Portugal is known for its love of ceramics, with the colourful tiles creating impressive artworks and embellishing the interior and exterior of churches, palaces, ordinary houses, schools, and even railways stations around the country.
To celebrate Portugal’s “Azulejo”, or the form of Portuguese painted tin-glazed ceramic tilework, the Museu Nacional do Azulejo (MNAz) in Lisbon is now temporarily hosting an exhibition of modern and contemporary ceramics by female artists.
Called the ‘Unknown Territories: Women’s Creativity in Portuguese Modern and Contemporary Ceramics (1950-2020)’, the exhibition will bring together pieces from the museum and public and private collections, from tiling to three-dimensional pieces, designed and/or executed by women who have distinguished themselves in this field in the last 70 years.
The display will inaugurate not only the pieces but also the sensitivity and life circumstances of the artists, some kept very much in the shadows as they produced in a time of dictatorship and great gender inequality.
“With this exhibition, we intend to show the role of women in contemporary Portuguese ceramics. It is very loosely known, there are two or three known names but we wanted to show that it is a much larger universe,” revealed Alexandre Pais, director of the National Tile Museum (MNAz).
The exhibition includes works by Maria Keil, Vieira da Silva, Graça Morais, and Joana Vasconcelos, among other artists working on tiling and ceramics.
The work developed by these women “is in the shadow of the male masters and companions who collaborated with them, or is simply relegated to the secondary level”, indicates a text on the framework of the exhibition.

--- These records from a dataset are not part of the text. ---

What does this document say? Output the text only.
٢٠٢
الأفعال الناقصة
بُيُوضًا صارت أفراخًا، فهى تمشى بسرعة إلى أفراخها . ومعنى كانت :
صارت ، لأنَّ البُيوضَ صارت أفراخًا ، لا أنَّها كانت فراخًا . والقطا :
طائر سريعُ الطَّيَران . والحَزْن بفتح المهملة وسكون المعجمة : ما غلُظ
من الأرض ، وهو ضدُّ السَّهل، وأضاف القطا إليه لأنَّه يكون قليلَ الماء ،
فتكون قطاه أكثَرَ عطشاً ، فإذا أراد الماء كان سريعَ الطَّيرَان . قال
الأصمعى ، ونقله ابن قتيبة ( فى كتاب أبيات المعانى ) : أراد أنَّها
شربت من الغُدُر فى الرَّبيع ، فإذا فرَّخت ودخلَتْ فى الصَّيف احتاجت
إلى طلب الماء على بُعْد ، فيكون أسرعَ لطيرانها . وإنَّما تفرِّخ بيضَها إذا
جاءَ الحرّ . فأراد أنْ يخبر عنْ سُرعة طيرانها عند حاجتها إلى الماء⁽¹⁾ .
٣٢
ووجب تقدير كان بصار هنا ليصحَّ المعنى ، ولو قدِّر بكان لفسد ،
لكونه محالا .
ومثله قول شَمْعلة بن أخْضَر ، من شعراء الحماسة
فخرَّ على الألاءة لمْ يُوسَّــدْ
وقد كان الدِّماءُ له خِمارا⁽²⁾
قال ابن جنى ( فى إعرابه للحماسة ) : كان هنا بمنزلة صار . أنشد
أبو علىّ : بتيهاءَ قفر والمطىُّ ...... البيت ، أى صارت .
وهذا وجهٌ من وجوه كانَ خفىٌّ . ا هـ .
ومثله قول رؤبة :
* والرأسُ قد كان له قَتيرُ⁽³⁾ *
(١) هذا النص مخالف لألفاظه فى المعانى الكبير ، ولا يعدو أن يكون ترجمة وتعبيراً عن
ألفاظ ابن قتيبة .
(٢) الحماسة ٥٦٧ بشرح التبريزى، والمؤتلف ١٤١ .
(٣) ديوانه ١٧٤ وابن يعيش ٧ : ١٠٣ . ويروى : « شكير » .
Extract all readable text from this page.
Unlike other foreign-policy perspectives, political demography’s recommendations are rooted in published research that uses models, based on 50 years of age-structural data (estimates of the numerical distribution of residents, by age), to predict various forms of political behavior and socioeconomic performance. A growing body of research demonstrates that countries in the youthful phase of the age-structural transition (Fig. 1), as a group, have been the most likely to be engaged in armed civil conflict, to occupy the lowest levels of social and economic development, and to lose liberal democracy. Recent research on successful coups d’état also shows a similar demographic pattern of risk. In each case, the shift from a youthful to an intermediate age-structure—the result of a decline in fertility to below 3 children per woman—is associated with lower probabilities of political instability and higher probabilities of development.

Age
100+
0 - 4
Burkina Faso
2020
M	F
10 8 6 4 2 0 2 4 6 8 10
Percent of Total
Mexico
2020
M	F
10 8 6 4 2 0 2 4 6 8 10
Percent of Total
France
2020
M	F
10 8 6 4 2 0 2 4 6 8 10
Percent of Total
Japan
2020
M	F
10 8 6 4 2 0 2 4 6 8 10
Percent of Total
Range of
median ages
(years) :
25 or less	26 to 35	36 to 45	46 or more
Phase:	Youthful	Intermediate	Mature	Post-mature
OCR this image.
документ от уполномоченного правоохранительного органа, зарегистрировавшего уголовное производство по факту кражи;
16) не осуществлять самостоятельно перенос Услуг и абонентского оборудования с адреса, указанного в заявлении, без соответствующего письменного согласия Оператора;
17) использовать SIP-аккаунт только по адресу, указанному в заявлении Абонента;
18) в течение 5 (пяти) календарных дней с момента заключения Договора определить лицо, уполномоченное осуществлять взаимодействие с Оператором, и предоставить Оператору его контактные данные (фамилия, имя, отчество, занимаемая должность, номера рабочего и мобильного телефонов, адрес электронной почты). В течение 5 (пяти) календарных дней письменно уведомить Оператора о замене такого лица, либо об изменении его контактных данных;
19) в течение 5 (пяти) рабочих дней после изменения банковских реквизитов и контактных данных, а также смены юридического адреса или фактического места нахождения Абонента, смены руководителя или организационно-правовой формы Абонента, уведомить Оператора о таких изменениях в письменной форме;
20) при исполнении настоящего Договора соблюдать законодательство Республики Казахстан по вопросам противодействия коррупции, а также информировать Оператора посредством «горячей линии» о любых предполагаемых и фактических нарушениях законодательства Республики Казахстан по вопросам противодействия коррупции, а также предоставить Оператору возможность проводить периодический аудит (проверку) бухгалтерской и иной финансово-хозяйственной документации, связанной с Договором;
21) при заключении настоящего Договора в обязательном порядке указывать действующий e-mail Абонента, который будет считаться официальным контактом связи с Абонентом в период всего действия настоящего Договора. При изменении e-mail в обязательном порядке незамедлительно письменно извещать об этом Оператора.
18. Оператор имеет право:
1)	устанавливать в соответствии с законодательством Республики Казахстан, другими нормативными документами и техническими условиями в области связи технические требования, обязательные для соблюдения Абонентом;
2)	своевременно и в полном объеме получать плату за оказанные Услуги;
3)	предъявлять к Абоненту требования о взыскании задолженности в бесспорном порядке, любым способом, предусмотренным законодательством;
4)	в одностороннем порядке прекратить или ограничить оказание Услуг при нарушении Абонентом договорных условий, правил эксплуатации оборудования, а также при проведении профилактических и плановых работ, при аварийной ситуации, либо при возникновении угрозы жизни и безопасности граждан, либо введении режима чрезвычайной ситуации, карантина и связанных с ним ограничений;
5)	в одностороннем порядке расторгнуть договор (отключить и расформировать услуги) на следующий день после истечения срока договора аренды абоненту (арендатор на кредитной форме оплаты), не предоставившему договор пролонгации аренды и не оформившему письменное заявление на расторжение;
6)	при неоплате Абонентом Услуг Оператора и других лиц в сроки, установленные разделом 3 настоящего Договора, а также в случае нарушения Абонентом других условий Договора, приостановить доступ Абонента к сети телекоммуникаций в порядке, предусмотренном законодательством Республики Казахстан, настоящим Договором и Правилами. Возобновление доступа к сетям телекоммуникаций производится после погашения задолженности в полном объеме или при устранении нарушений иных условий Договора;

“Even today, although on a smaller scale, there is an appreciation of projects designed by male artists, despite the growing influence and recognition of the work carried out by women,” it followed.
The objective of this exhibition and of the team assembled by the museum for this project is to change this situation, “to give visibility and importance to a devalued and forgotten heritage, but which is known to be important, of quality and of unsuspected extent”.
The project came within the framework of the Presidency of the Council of the European Union, within the framework of one of its main vectors, the “valuing women artists, gender equality”, originally due to take place in the summer, but postponed to December 14 due to the pandemic.
All pieces are displayed in the corridors of the old Madre de Deus Convent, and although seven decades in the history of ceramics may seem short, these were particularly creative and innovative decades, according to visual artist Catarina Almada Negreiros.
“The panel ‘Presente’ that has actually already existed for 10 years but had never been exhibited uses kinetic tile, which is a tile that has this chameleonic side where it is the observer who triggers the images,” she said.
‘Unknown Territories: Women’s Creativity in Portuguese Modern and Contemporary Ceramics (1950-2020)‘ will run in Lisbon through December until June 2022.